A further step would be to talk to an outside consulting firm and ask them to survey your workers. They can you let you know what’s going on without any one person feeling singled out. And hopefully, you’re open to taking that advice to heart.
Get Out of the Way
If among the most significant problems in the American workforce is employee engagement, then one of the most common ways that problem manifests itself is through the horrible practice of micromanagement. Chances are you’re giving your employees way too much direction, or at the very least interrupting them so often they don’t have time to get anything done.
This drives people up the wall. Often the best advice for managers is the reminder that good management is good leadership: inspiring and supporting individuals, and then trusting them to do their best.

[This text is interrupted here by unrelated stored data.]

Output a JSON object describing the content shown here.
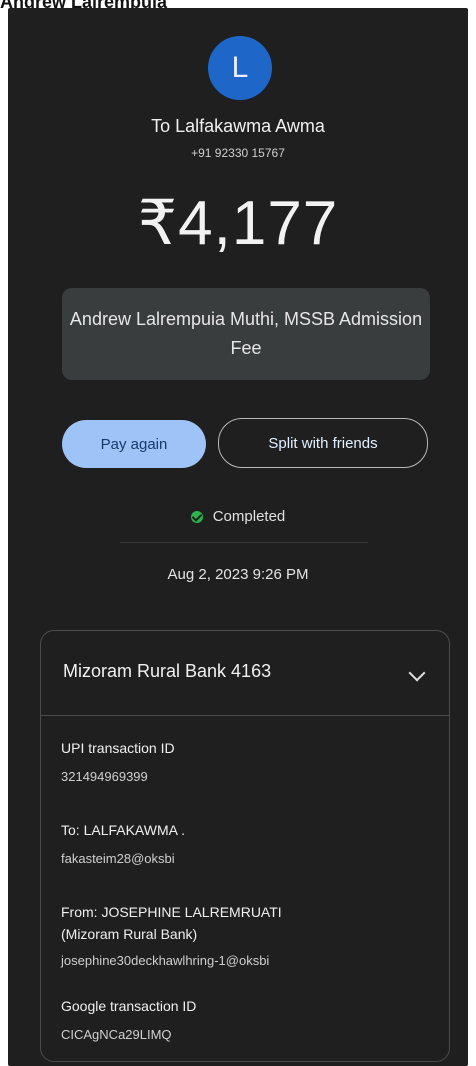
{
  "top_caption": "Andrew Lalrempuia",
  "recipient": {
    "avatar_letter": "L",
    "to_name": "To Lalfakawma Awma",
    "phone": "+91 92330 15767"
  },
  "amount": "₹4,177",
  "note": "Andrew Lalrempuia Muthi, MSSB Admission Fee",
  "actions": {
    "pay_again": "Pay again",
    "split": "Split with friends"
  },
  "status": {
    "label": "Completed",
    "color": "#2fb34e"
  },
  "datetime": "Aug 2, 2023 9:26 PM",
  "details": {
    "bank": "Mizoram Rural Bank 4163",
    "upi_label": "UPI transaction ID",
    "upi_value": "321494969399",
    "to_label": "To: LALFAKAWMA .",
    "to_value": "fakasteim28@oksbi",
    "from_label_line1": "From: JOSEPHINE LALREMRUATI",
    "from_label_line2": "(Mizoram Rural Bank)",
    "from_value": "josephine30deckhawlhring-1@oksbi",
    "google_label": "Google transaction ID",
    "google_value": "CICAgNCa29LIMQ"
  },
  "colors": {
    "background": "#1f1f1f",
    "avatar": "#1e66c7",
    "pay_again_bg": "#9ec3f6"
  }
}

Look for Both the Outliers and the Ordinary Examples
Remember the analogy of the rowing team? There are some people working hard, some people barely working, and some people who are slowing progress. Our tendency is to be vigilant and look for everyone to be slacking off, but the reality is that we need to look everywhere and act accordingly.
- For high achievers: recognize and appreciate their work. Ask them for help coaching others. Support their success.
- For people putting in the minimum: connect and build rapport. Find out what they care about, and learn how to engage them. Connect them with high achievers.
- For those who seem to be causing problems: develop a support system. Determine where they need training or coaching, and work with them to set good metrics.
Your business deserves to make progress on the open waters. That’s not just because everyone is happier when they are all working together, but because you’re not the only team in the race. You have competition, and the group that is most in sync will pull ahead. Train, communicate, and succeed!